Julia Malik: Brauch Blau
Sonntag, 26. April 2020
Rezension Debütroman
Sehr ungewöhnliches Buch. Der Beginn ist spannend wie ein Krimi. Atemlos bleibt es bis zum Schluss.
Eine Frau wacht in einem Hotel auf. Nackt, alleine, ohne Erinnerung. Wer ist sie eigentlich? Wo ist sie? Wie kommt sie hierher? Langsam kommen einige Erinnerungssplitter hoch. Plötzlich ein Gedankenblitz: ich habe zwei Kinder! Wo sind sie? Wo habe ich sie gelassen? Ich muss sie zu mir holen!
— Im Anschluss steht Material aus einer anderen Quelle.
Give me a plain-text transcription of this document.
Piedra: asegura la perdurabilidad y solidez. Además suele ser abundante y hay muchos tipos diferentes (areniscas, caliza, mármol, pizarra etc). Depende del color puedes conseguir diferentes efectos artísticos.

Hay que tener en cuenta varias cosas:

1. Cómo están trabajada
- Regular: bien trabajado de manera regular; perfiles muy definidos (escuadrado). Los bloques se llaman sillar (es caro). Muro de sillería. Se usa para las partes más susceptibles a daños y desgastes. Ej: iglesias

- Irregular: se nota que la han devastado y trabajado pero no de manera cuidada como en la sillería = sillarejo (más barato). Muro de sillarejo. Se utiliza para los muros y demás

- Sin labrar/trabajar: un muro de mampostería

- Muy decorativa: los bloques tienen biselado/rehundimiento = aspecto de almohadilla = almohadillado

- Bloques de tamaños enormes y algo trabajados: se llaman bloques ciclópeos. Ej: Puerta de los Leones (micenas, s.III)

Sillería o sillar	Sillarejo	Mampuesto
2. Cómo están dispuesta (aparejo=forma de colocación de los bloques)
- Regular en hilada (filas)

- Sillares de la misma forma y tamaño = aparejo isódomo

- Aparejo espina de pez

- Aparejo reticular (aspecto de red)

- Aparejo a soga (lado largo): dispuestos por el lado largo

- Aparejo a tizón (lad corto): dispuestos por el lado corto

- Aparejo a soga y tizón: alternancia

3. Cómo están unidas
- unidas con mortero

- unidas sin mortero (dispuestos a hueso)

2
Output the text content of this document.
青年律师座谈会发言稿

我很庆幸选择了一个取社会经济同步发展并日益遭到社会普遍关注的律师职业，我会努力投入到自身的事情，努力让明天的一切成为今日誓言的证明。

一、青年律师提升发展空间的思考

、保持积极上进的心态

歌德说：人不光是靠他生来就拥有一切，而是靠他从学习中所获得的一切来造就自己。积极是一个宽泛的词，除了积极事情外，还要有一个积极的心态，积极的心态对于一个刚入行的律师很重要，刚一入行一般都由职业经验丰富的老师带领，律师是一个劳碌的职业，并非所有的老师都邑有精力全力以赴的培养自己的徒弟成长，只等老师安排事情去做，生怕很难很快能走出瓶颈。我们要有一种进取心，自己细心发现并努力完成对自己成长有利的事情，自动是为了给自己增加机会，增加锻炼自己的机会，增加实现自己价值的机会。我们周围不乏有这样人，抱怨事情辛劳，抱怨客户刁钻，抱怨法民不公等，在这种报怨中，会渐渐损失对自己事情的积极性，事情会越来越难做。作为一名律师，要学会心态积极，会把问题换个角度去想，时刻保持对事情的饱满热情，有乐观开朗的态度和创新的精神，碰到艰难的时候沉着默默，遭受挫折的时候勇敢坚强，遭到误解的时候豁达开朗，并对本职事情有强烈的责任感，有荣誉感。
Nach und nach fällt ihr alles wieder ein. Ich als Leserin wurde schrittweise in ihr Leben eingeführt. Die Opernsängerin mit den zwei kleinen Kindern. Der Mann verließ sie für eine andere. Doch sie liebt ihn so sehr. Sie hat kein Geld, kein Engagement, wie auch, sie müsste die Kinder abends und die halbe Nacht allein lassen. Für einen Babysitter hat sie kein Geld. Denn der Vater gibt kaum finanzielle Unterstützung. Er scheint seiner neuen Partnerin hörig zu sein.
Rausch
Wie im Rausch verfolgt man diese Frau. Folgt ihren zum Teil sehr wirren Gedanken. Stück für Stück erfahren wir was am Abend vorher passiert ist. Was in ihrem Leben alles schiefgegangen ist. Eine alptraumhafte Opernvorstellung, die ihre Karriere zerstörte. Der Mann, dem sie ganz ergeben war, den sie unglaublich zu lieben meint und ihr jetzt Übles antut.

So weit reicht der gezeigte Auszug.